The importance of the customer experience when it comes to delivery is once again highlighted in a number of our news stories on eDelivery.net this week. The IMRG’s latest Valuing Home Delivery 2016 review puts a new spotlight on the need to get deliveries right first time in order to give the customers the best experience possible.
Whilst there have been improvements in this year’s review the IMRG warns retailers not to get complacent, and says that those retailers who are failing to keep up with, or adopt the latest innovations in the sector, risk losing customers.
The report uses various suggested values, figures and scenarios to work out the impact of failed deliveries but the IMRG is urging retailers to use their own figures, and an online calculator available from its partner Blackbay, to better understand how failed deliveries are affecting their business specifically.
In congested cities the delivery experience can get spoilt simply by drivers getting caught up in traffic. Sainsbury’s extended trial of grocery deliveries by bike this week therefore makes interesting reading. The company is returning to a concept first introduced more than 100 years ago, delivering groceries to homes in central London by the good old-fashioned bicycle. It’s an interesting concept but given the success of the likes of Deliveroo already is likely to be popular.

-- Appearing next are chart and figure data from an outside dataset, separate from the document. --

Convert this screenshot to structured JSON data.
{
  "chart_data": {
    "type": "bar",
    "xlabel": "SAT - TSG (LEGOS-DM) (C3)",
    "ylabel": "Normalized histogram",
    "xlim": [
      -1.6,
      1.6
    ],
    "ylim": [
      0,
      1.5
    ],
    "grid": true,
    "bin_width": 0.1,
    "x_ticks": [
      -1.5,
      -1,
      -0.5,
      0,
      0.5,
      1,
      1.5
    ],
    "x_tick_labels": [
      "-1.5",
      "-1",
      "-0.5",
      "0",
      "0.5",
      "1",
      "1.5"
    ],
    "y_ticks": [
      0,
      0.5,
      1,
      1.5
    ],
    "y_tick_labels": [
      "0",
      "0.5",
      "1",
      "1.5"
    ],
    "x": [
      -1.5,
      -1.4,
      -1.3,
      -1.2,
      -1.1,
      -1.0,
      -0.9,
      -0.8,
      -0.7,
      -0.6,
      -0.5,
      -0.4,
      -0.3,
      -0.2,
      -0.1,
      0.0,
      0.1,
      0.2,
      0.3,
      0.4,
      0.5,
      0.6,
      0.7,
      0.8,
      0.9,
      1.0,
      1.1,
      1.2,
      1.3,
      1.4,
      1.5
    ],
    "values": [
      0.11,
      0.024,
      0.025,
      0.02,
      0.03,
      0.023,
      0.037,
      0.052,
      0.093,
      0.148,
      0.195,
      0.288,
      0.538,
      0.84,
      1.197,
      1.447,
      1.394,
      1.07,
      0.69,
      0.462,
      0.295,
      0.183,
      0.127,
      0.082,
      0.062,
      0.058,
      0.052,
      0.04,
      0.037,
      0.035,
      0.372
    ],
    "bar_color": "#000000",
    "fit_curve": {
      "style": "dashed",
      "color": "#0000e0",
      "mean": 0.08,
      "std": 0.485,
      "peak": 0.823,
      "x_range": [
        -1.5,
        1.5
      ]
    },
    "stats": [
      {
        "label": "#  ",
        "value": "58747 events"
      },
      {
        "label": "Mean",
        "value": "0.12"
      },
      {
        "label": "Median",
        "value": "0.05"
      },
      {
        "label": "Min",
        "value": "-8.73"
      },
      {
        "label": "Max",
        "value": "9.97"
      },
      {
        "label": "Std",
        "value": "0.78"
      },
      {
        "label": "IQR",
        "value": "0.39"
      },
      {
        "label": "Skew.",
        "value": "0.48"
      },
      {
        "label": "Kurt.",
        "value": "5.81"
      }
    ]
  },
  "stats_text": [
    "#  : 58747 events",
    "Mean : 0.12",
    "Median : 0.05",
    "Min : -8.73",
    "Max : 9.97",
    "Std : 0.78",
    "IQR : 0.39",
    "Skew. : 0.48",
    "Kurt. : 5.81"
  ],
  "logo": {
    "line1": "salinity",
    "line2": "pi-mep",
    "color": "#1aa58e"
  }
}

Consumers want it all – but don’t want to pay a premium
One of the more modern innovations we have seen in terms of delivery is the introduction of Sunday delivery. Sounds ideal doesn’t it? Your parcel turning up just as you are relaxing over brunch and the Sunday morning papers rather than stressing about getting home from work in time.
But a new report from Electio shows that whilst consumers may love the ideal they don’t really love the idea of paying for it – suggesting that retailers need to change how they manage Sunday deliveries if they are to improve their viability as a delivery option. Fail to do so and Sunday delivery will become the preserve of an elite minority of retailers, the report says.
Another thing that consumers hate paying for is delivery. And it seems the vast majority don’t. Consumer research from JDA and Centiro suggests that 80% of European online shoppers exceed minimum order thresholds in order to qualify for free delivery or collection.
Like the IMRG study, the research also highlights the impact of a poor delivery on customer satisfaction and found that 1 in 2 European shoppers had experienced a problem with an online order home delivery in the last 12 months alone.
More than half had also encountered problems with click and collect services too. One person who is confident in the click and collect process however is DPD CEO Dwain McDonald. He believes his company’s recent partnership with Sainsbury’s to allow customers to pick up DPD parcels from 200 collection points will be a further boost for the alternative delivery solution as we hit Christmas peak.
And talking of boosts the share price of UK Mail Group enjoyed a welcomed surge last week on the news that Germany’s Deutsche Post DHL Group had made a £243 million bid for the firm.
And finally this week we have a piece from Cybertill explaining more about the opportunities of email receipts. Are you embracing them within your business?